Answer: The seven Sacraments were all instituted by Christ, and the Church is powerless to change them; when worthily received, they infallibly confer grace of themselves. Sacramentals differ from the sacraments in not having been instituted by Christ in order to be perpetuated within the Church as divinely established means of conferring grace. For the most part, sacramentals are instituted by the Church, and even where we know that Christ practiced what is now considered a sacramental (such as the washing of feet at the Last Supper), the ritual was not intended by him as essentially related to the salvation or sanctification of the world.

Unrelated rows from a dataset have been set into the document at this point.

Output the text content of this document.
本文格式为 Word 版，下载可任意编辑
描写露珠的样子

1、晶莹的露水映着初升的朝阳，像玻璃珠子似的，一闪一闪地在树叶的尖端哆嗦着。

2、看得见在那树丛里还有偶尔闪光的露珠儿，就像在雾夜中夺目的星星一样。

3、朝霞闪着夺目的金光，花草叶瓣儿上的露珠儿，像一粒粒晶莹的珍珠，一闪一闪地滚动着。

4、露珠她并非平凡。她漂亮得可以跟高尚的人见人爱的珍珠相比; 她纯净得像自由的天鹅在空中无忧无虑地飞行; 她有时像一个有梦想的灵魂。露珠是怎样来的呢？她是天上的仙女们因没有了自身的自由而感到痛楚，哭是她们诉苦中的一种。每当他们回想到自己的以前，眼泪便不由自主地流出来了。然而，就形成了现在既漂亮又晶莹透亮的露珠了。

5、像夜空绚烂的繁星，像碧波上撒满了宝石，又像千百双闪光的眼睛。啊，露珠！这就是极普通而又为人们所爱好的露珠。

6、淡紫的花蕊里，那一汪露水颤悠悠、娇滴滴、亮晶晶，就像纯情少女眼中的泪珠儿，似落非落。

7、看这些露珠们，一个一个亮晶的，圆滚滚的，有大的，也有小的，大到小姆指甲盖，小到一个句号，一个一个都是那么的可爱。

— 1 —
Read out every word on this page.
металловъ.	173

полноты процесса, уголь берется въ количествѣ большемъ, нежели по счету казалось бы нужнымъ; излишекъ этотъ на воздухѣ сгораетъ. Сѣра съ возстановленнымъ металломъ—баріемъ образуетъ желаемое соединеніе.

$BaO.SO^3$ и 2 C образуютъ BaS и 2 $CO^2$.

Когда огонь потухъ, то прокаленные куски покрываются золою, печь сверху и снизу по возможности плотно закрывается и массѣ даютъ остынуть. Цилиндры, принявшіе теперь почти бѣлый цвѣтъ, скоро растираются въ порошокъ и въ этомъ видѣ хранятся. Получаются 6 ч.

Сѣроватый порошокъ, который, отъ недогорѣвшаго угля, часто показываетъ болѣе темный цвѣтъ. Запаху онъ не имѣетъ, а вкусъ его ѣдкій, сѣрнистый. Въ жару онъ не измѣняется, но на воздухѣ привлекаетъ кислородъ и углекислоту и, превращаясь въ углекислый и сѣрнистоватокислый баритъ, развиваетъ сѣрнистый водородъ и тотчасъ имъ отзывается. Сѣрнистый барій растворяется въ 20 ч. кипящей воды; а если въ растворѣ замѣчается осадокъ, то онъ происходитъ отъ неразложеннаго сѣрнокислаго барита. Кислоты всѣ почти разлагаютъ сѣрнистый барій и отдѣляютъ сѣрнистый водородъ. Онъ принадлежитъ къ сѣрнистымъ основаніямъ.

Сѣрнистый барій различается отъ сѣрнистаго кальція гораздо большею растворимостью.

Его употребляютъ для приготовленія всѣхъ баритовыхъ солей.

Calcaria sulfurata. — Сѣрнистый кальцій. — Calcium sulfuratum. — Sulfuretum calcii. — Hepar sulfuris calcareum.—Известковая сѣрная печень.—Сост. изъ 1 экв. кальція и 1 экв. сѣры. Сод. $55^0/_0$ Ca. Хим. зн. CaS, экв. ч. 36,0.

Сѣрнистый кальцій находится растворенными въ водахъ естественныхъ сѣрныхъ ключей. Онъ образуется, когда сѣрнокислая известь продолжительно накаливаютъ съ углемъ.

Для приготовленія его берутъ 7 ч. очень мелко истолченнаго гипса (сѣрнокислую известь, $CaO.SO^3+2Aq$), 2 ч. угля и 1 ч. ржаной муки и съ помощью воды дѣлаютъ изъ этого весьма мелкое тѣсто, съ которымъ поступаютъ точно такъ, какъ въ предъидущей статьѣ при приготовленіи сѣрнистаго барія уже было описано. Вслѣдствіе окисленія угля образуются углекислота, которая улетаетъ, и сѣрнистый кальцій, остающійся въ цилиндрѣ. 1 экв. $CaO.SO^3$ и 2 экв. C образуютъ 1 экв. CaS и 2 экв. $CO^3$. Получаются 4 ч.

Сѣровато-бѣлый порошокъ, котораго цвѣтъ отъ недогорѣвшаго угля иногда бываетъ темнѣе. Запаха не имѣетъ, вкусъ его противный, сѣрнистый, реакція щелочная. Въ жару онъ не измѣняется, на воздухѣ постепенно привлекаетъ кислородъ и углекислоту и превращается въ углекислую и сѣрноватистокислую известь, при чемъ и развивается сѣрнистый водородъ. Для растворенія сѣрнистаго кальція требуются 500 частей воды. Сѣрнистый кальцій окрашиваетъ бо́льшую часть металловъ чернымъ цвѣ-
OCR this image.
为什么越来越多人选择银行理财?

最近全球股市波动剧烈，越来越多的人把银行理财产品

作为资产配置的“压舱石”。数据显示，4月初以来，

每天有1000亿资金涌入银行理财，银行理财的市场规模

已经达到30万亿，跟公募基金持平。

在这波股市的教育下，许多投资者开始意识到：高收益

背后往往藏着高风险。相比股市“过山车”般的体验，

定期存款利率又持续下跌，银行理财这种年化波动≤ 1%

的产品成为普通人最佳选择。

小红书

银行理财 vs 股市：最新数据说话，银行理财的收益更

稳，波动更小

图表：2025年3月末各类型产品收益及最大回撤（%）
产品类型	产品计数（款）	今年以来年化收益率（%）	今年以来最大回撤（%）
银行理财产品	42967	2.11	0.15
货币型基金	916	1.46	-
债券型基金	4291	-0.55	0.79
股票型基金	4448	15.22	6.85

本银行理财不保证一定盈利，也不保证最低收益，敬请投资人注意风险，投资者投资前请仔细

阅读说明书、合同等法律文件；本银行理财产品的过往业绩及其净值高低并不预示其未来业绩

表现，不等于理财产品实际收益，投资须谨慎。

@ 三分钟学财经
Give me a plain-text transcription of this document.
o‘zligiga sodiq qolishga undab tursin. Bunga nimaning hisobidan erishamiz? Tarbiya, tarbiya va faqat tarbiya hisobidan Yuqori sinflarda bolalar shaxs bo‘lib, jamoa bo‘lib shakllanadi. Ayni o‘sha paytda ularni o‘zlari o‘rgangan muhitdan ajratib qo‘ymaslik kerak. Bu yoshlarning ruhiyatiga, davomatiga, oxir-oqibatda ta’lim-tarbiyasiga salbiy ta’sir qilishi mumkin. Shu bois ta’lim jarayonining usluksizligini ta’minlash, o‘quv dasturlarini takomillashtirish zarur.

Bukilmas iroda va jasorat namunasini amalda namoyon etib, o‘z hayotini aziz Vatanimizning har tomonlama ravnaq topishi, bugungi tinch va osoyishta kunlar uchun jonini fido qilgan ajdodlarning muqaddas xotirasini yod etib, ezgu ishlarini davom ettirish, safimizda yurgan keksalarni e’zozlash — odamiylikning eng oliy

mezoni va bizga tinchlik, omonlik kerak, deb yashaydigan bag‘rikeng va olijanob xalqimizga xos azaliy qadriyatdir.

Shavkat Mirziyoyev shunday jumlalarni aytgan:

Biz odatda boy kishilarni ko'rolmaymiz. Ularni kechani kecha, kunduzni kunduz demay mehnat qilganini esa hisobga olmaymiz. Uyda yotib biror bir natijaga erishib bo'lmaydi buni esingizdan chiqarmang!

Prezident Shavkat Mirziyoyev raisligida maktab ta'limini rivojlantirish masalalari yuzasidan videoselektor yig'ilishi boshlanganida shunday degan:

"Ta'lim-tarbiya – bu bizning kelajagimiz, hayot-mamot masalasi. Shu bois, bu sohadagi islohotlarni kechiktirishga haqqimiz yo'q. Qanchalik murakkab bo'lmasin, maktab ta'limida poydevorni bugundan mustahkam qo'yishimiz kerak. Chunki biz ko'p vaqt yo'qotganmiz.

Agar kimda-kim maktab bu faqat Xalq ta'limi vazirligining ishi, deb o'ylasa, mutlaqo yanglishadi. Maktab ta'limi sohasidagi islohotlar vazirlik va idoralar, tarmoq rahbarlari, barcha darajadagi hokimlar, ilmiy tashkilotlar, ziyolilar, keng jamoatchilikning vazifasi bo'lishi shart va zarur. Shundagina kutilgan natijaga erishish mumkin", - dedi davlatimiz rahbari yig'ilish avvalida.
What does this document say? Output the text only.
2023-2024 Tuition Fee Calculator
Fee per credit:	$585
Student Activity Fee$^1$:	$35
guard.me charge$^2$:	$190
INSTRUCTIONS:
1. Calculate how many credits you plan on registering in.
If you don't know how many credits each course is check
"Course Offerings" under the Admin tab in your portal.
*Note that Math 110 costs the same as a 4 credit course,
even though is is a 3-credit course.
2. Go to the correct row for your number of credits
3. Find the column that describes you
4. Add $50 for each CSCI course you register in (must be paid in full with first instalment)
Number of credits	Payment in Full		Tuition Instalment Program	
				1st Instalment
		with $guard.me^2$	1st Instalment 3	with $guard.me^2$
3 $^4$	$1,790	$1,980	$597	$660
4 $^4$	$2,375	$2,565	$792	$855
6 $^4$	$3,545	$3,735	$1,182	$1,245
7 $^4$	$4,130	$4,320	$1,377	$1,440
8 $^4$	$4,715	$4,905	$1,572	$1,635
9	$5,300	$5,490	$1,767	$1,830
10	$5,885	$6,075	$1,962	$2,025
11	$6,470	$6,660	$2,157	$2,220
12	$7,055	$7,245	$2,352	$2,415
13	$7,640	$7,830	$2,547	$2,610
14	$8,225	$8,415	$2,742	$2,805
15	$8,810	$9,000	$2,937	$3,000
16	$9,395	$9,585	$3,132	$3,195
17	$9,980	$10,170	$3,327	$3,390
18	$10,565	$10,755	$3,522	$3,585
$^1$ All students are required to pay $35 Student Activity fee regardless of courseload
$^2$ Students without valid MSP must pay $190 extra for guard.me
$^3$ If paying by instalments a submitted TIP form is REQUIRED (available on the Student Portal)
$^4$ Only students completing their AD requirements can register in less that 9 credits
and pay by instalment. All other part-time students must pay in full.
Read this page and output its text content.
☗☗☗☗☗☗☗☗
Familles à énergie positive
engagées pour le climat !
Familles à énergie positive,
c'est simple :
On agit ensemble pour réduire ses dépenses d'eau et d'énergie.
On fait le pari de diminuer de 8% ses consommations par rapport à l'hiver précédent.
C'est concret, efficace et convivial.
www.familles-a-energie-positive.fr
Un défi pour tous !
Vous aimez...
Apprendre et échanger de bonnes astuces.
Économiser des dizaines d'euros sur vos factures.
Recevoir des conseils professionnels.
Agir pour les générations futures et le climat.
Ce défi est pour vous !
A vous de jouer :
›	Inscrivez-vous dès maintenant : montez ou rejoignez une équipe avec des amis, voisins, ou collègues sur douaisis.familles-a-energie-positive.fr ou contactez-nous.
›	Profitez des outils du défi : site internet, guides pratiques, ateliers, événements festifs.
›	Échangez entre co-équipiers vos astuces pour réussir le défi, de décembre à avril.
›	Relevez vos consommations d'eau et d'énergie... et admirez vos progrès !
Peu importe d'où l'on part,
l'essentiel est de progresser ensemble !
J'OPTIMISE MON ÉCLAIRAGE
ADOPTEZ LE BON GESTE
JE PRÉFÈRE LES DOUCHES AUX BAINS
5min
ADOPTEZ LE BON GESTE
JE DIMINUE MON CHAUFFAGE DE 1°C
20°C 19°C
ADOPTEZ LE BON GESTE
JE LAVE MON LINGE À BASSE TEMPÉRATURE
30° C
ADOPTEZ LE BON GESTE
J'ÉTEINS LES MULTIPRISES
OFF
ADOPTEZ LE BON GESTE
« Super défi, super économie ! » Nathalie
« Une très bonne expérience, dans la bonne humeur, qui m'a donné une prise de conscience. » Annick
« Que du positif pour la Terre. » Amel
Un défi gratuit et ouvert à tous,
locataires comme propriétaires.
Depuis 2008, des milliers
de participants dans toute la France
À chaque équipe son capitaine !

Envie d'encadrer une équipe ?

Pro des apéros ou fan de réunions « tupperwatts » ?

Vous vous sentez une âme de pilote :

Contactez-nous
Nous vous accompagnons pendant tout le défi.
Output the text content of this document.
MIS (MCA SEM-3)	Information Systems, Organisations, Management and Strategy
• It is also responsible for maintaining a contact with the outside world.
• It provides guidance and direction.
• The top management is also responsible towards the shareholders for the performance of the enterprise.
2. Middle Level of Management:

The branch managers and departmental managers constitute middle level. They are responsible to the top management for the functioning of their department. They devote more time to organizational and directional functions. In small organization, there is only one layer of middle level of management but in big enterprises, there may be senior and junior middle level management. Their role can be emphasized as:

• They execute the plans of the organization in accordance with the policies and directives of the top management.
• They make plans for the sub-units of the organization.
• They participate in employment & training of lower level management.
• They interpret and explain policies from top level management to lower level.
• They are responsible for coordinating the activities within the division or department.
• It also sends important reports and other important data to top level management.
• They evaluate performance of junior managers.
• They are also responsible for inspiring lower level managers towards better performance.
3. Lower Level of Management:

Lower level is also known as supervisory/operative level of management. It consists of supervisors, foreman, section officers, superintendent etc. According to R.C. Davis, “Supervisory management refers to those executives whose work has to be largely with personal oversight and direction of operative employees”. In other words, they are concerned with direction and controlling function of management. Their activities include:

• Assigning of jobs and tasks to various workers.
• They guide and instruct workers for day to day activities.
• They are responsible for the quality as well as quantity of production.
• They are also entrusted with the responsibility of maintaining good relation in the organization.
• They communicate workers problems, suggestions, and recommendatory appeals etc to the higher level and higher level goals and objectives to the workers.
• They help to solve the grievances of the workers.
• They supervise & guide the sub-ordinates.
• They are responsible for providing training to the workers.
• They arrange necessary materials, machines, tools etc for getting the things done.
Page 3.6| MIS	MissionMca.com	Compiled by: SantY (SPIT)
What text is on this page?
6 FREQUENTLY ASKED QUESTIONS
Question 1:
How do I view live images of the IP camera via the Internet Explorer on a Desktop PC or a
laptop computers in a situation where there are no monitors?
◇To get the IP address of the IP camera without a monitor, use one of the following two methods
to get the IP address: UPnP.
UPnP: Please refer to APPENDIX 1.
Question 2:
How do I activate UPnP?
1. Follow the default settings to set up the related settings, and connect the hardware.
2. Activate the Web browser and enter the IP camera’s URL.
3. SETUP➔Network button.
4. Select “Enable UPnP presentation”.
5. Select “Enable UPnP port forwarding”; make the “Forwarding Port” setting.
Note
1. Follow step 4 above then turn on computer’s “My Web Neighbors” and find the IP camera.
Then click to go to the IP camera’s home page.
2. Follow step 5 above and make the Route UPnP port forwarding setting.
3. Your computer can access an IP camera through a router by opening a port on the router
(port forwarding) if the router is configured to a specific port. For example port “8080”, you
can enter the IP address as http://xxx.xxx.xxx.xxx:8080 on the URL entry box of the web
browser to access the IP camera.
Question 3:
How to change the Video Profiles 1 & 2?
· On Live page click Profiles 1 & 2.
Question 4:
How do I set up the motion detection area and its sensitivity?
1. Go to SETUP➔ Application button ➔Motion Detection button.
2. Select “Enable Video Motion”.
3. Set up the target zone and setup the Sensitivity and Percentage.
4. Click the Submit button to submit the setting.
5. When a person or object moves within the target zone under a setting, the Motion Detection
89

They further differ from the sacraments in their efficacy. Sacraments confer grace as instrumental causes in such a way that, provided no obstacle interferes, the grace they signify they also produce by the power of God, who works through them. A newborn child is baptized, and the gifts of the Holy Spirit are infused. Not so the sacramentals. Their efficacy does not come from the ritual performed but partly from the dispositions of the person who uses them and partly from the intercessory prayer of the whole Church, to which there belongs a particularly effective power because she is the holy and immaculate bride of Christ. This latter influence is what makes the sacramentals different from other religious practices (outside the sacraments), whose efficacy depends on the sanctity and fervor of the single person. Sacramentals are forms of ecclesial, as distinct from merely individual, piety. Built into the efficacy of the sacraments is an infallibility that God himself assures. Sacramentals lack this kind of inevitable effectiveness; they depend on the influence of prayerful petition: the person's who uses them, and the Church's in approving their practice.

The sacramentals finally differ from sacraments in the effects they produce. Unlike the sacraments, they do not confer sanctifying grace directly but merely dispose a person to its reception. This can occur in different ways, depending on the nature of the sacramental. A blessed article, like a crucifix or medal, acquires an objective holiness in virtue of the benediction placed upon it. Aware of this fact, the believer treats it accordingly and is thus prepared in heart to receive whatever grace God intends to confer on him. So, too, with verbal blessings and other sacramentals. They stimulate the faith of the one who reverently hears or uses them and thus indirectly are occasions for the reception of divine favors.